Ravidasvir is not currently included in WHO guidelines for the treatment of chronic HCV infection.

Ravidasvir currently has regulatory approval and market availability in China, Egypt and Malaysia. In 2017, the Medicines Patent Pool and Pharco Pharmaceuticals signed a licence and technology agreement for ravidasvir, with the aim of improving access to ravidasvir in 19 low- and middle-income countries with a high prevalence of HCV infection, namely Algeria, Azerbaijan, Belarus, Djibouti, Egypt, Ethiopia, Iran (Islamic Republic of), Iraq, Jordan, Kazakhstan, Lebanon, Libya, Morocco, occupied Palestinian territory, Russian Federation, Syrian Arab Republic, Tunisia, Ukraine and Yemen (9).
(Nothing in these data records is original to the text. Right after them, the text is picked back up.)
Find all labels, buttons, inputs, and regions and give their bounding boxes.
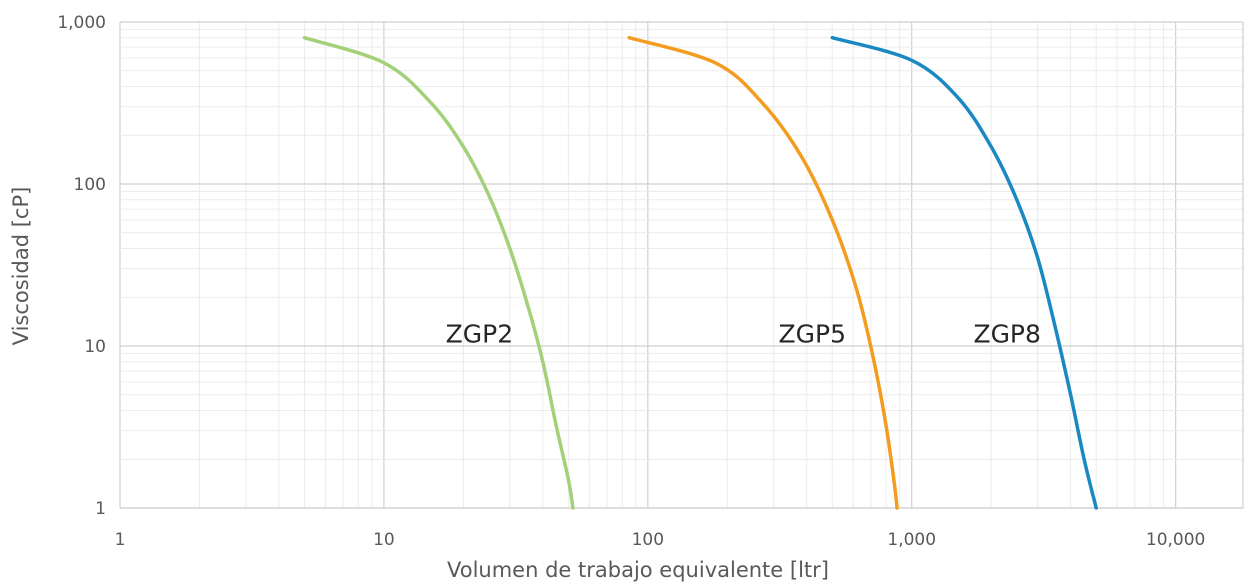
grid — [119, 21, 1243, 509]
series-label-zgp2: ZGP2 — [446, 320, 513, 349]
series-labels: ZGP2 ZGP5 ZGP8 — [446, 320, 1041, 349]
series-lines — [302, 35, 1098, 510]
y-axis-title: Viscosidad [cP] — [9, 187, 33, 346]
y-tick-label: 100 — [74, 175, 106, 195]
x-tick-label: 1,000 — [887, 530, 936, 550]
x-axis-ticks: 1 10 100 1,000 10,000 — [115, 530, 1206, 550]
series-label-zgp8: ZGP8 — [973, 320, 1040, 349]
x-tick-label: 10 — [373, 530, 395, 550]
y-tick-label: 1,000 — [57, 13, 106, 33]
series-line-zgp8 — [830, 35, 1098, 510]
x-axis-title: Volumen de trabajo equivalente [ltr] — [447, 558, 829, 582]
series-line-zgp2 — [302, 35, 575, 510]
series-label-zgp5: ZGP5 — [779, 320, 846, 349]
plot-frame — [120, 22, 1244, 509]
x-tick-label: 100 — [632, 530, 664, 550]
y-tick-label: 1 — [95, 499, 106, 519]
x-tick-label: 1 — [115, 530, 126, 550]
y-axis-ticks: 1 10 100 1,000 — [57, 13, 106, 519]
y-tick-label: 10 — [84, 337, 106, 357]
series-line-zgp5 — [627, 35, 899, 510]
x-tick-label: 10,000 — [1146, 530, 1205, 550]
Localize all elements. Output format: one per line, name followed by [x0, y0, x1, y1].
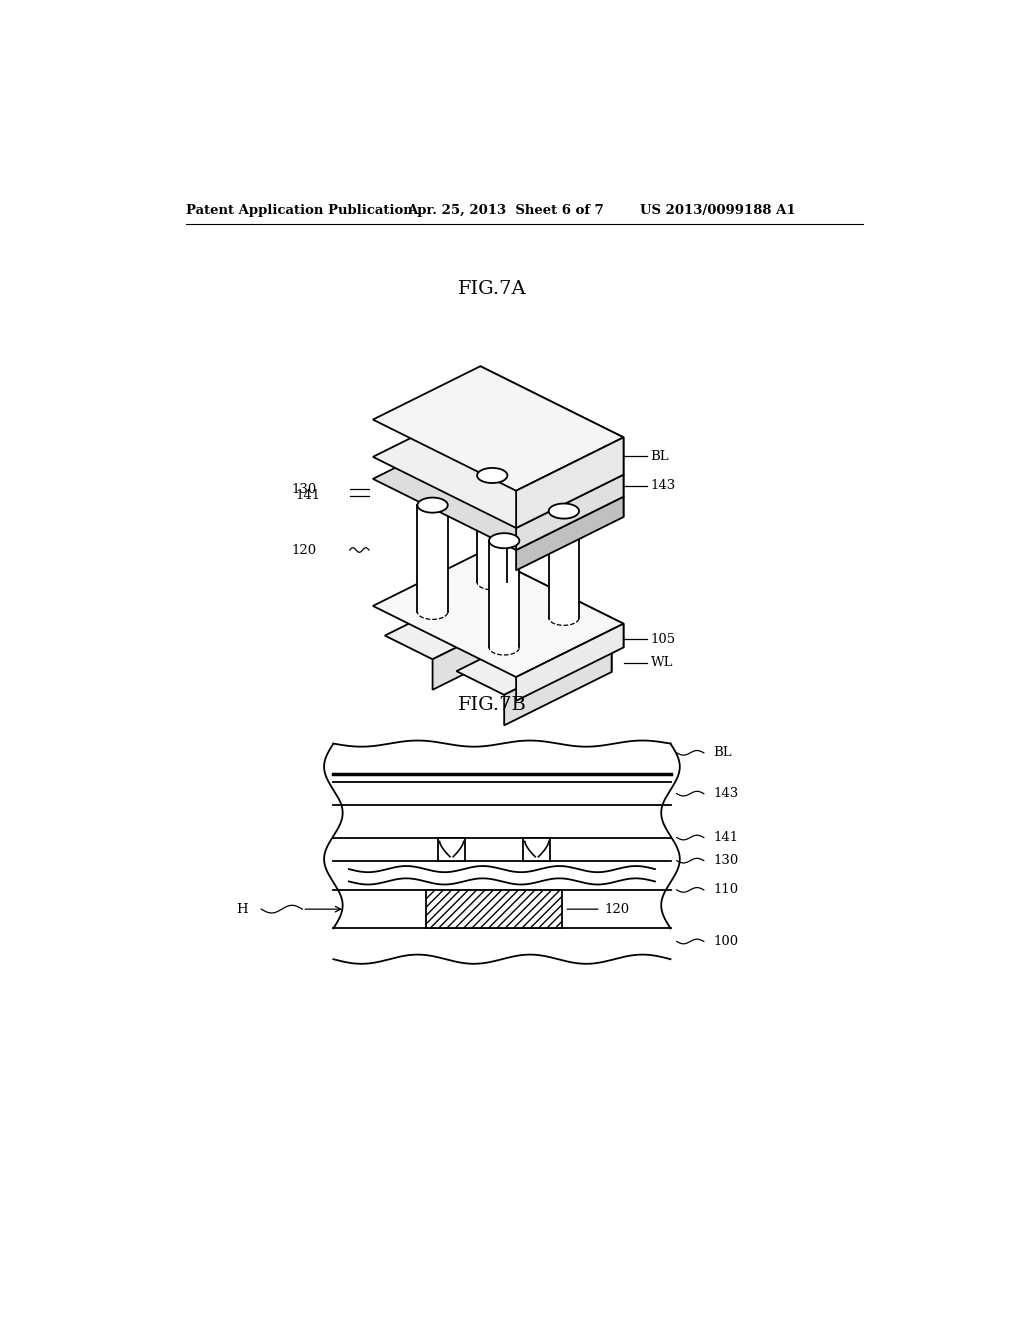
Polygon shape [516, 437, 624, 528]
Text: FIG.7B: FIG.7B [458, 696, 526, 714]
Polygon shape [480, 553, 624, 647]
Polygon shape [418, 506, 447, 612]
Polygon shape [477, 475, 508, 582]
Bar [334, 928, 671, 956]
Polygon shape [549, 511, 579, 618]
Polygon shape [477, 467, 508, 483]
Text: 143: 143 [650, 479, 676, 492]
Polygon shape [549, 503, 579, 519]
Bar [426, 890, 562, 928]
Text: Patent Application Publication: Patent Application Publication [186, 205, 413, 218]
Text: 100: 100 [713, 935, 738, 948]
Bar [438, 837, 465, 861]
Polygon shape [549, 610, 579, 626]
Polygon shape [457, 618, 611, 694]
Text: 141: 141 [713, 832, 738, 843]
Polygon shape [385, 582, 540, 659]
Polygon shape [480, 366, 624, 475]
Polygon shape [516, 496, 624, 570]
Polygon shape [418, 605, 447, 619]
Polygon shape [504, 642, 611, 726]
Polygon shape [489, 533, 519, 548]
Polygon shape [480, 425, 624, 517]
Text: 105: 105 [650, 632, 676, 645]
Text: 120: 120 [292, 544, 316, 557]
Polygon shape [373, 553, 624, 677]
Text: Apr. 25, 2013  Sheet 6 of 7: Apr. 25, 2013 Sheet 6 of 7 [407, 205, 604, 218]
Text: 120: 120 [604, 903, 630, 916]
Polygon shape [477, 574, 508, 590]
Polygon shape [373, 366, 624, 491]
Text: WL: WL [650, 656, 673, 669]
Polygon shape [493, 582, 540, 636]
Polygon shape [373, 425, 624, 550]
Polygon shape [516, 624, 624, 701]
Text: H: H [237, 903, 248, 916]
Text: 130: 130 [713, 854, 738, 867]
Polygon shape [480, 404, 624, 496]
Polygon shape [564, 618, 611, 672]
Polygon shape [516, 475, 624, 550]
Polygon shape [489, 640, 519, 655]
Polygon shape [373, 404, 624, 528]
Text: BL: BL [650, 450, 670, 462]
Text: 110: 110 [713, 883, 738, 896]
Polygon shape [489, 541, 519, 647]
Text: 130: 130 [292, 483, 316, 495]
Text: FIG.7A: FIG.7A [458, 280, 526, 298]
Text: 141: 141 [295, 490, 321, 503]
Text: US 2013/0099188 A1: US 2013/0099188 A1 [640, 205, 795, 218]
Text: BL: BL [713, 746, 732, 759]
Bar [523, 837, 550, 861]
Text: 143: 143 [713, 787, 738, 800]
Polygon shape [432, 606, 540, 690]
Polygon shape [418, 498, 447, 512]
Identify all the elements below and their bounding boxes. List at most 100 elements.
The Committee acknowledged that the Ministry of Health of Malaysia (the applicant) had taken an active role in the development and manufacturing of ravidasvir in a public-private partnership with pharmaceutical contractors and the DNDi. The Committee considered that this type of approach may offer a path forward for countries looking to address the challenge of high medicine prices. The Committee recognized the importance of identifying and supporting effective strategies to reduce prices far below current market prices for direct-acting antiviral medicines in countries with limited resources and a high HCV burden to increase affordable to hepatitis C treatments.